Complementary functional studies have demonstrated that mutations in UFC1 impair the ufmylation cascade, a post‑translational modification process critical for proper neuronal development. In experimental models, disrupted ufmylation due to UFC1 mutations results in cellular phenotypes consistent with neurodevelopmental deficits, thereby providing a biological mechanism that aligns with the human intellectual disability phenotype (PMID:39078589).
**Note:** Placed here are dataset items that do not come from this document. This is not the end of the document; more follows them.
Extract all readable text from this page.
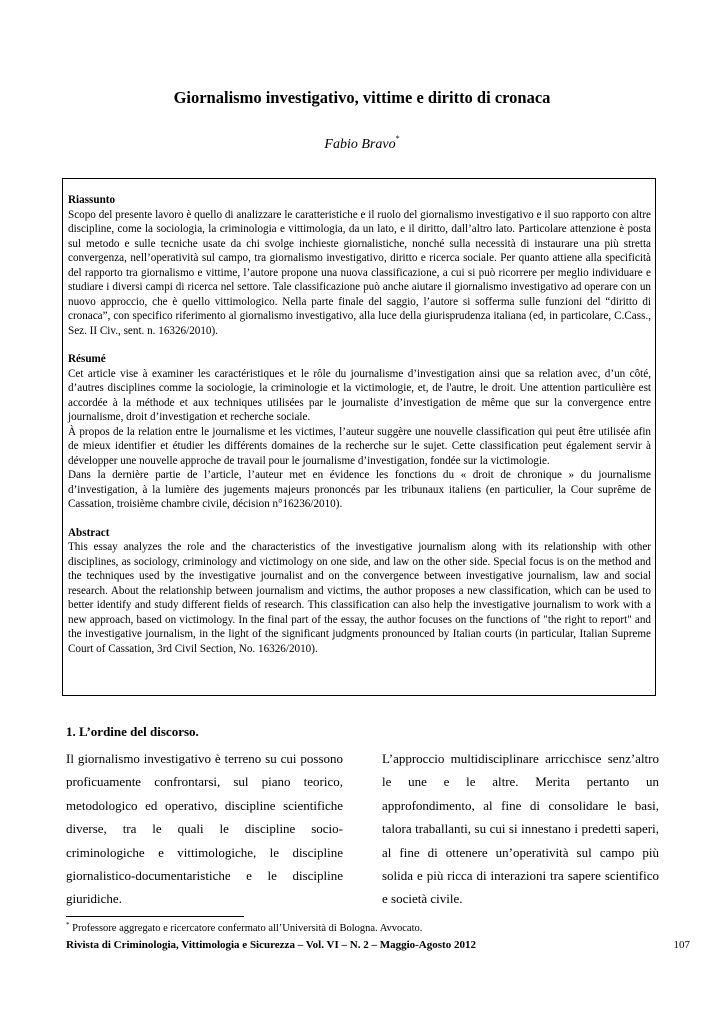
Giornalismo investigativo, vittime e diritto di cronaca
Fabio Bravo*
Riassunto

Scopo del presente lavoro è quello di analizzare le caratteristiche e il ruolo del giornalismo investigativo e il suo rapporto con altre discipline, come la sociologia, la criminologia e vittimologia, da un lato, e il diritto, dall’altro lato. Particolare attenzione è posta sul metodo e sulle tecniche usate da chi svolge inchieste giornalistiche, nonché sulla necessità di instaurare una più stretta convergenza, nell’operatività sul campo, tra giornalismo investigativo, diritto e ricerca sociale. Per quanto attiene alla specificità del rapporto tra giornalismo e vittime, l’autore propone una nuova classificazione, a cui si può ricorrere per meglio individuare e studiare i diversi campi di ricerca nel settore. Tale classificazione può anche aiutare il giornalismo investigativo ad operare con un nuovo approccio, che è quello vittimologico. Nella parte finale del saggio, l’autore si sofferma sulle funzioni del “diritto di cronaca”, con specifico riferimento al giornalismo investigativo, alla luce della giurisprudenza italiana (ed, in particolare, C.Cass., Sez. II Civ., sent. n. 16326/2010).

Résumé

Cet article vise à examiner les caractéristiques et le rôle du journalisme d’investigation ainsi que sa relation avec, d’un côté, d’autres disciplines comme la sociologie, la criminologie et la victimologie, et, de l'autre, le droit. Une attention particulière est accordée à la méthode et aux techniques utilisées par le journaliste d’investigation de même que sur la convergence entre journalisme, droit d’investigation et recherche sociale.
À propos de la relation entre le journalisme et les victimes, l’auteur suggère une nouvelle classification qui peut être utilisée afin de mieux identifier et étudier les différents domaines de la recherche sur le sujet. Cette classification peut également servir à développer une nouvelle approche de travail pour le journalisme d’investigation, fondée sur la victimologie.
Dans la dernière partie de l’article, l’auteur met en évidence les fonctions du « droit de chronique » du journalisme d’investigation, à la lumière des jugements majeurs prononcés par les tribunaux italiens (en particulier, la Cour suprême de Cassation, troisième chambre civile, décision n°16236/2010).

Abstract

This essay analyzes the role and the characteristics of the investigative journalism along with its relationship with other disciplines, as sociology, criminology and victimology on one side, and law on the other side. Special focus is on the method and the techniques used by the investigative journalist and on the convergence between investigative journalism, law and social research. About the relationship between journalism and victims, the author proposes a new classification, which can be used to better identify and study different fields of research. This classification can also help the investigative journalism to work with a new approach, based on victimology. In the final part of the essay, the author focuses on the functions of "the right to report" and the investigative journalism, in the light of the significant judgments pronounced by Italian courts (in particular, Italian Supreme Court of Cassation, 3rd Civil Section, No. 16326/2010).

1. L’ordine del discorso.
Il giornalismo investigativo è terreno su cui possono proficuamente confrontarsi, sul piano teorico, metodologico ed operativo, discipline scientifiche diverse, tra le quali le discipline socio-criminologiche e vittimologiche, le discipline giornalistico-documentaristiche e le discipline giuridiche.
L’approccio multidisciplinare arricchisce senz’altro le une e le altre. Merita pertanto un approfondimento, al fine di consolidare le basi, talora traballanti, su cui si innestano i predetti saperi, al fine di ottenere un’operatività sul campo più solida e più ricca di interazioni tra sapere scientifico e società civile.
* Professore aggregato e ricercatore confermato all’Università di Bologna. Avvocato.
Rivista di Criminologia, Vittimologia e Sicurezza – Vol. VI – N. 2 – Maggio-Agosto 2012	107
There is currently no compelling conflicting evidence; however, as additional cases are identified and further experimental validations are pursued, nuanced genotype‑phenotype correlations may emerge. At present, the genetic and functional data provide a coherent narrative linking UFC1 dysfunction to cognitive impairment in affected individuals.

Key take‑home sentence: The robust genetic recurrence and clear mechanistic insights into ufmylation support the clinical utility of UFC1 as a diagnostic marker for intellectual disability.

References

  • Molecular Psychiatry • 2017 • Clinical genomics expands the morbid genome of intellectual disability and offers a high diagnostic yield PMID:27431290
  • Genes & Genomics • 2024 • A novel compound heterozygous mutation of UFC1 in a patient with neurodevelopmental disorder PMID:39078589

Evidence Based Scoring (AI generated)

Gene–Disease Association

Strong

Recessive mutations in UFC1 were observed in multiple unrelated probands with intellectual disability in consanguineous cohorts (PMID:27431290).

Genetic Evidence

Strong

The recurrent variant c.317C>T (p.Thr106Ile) identified in independent cases supports a robust genetic association with intellectual disability (PMID:27431290).

Functional Evidence

Moderate

Functional studies demonstrate that UFC1 mutations impair the ufmylation process, leading to defects in neuronal development that are consistent with the intellectual disability phenotype (PMID:39078589).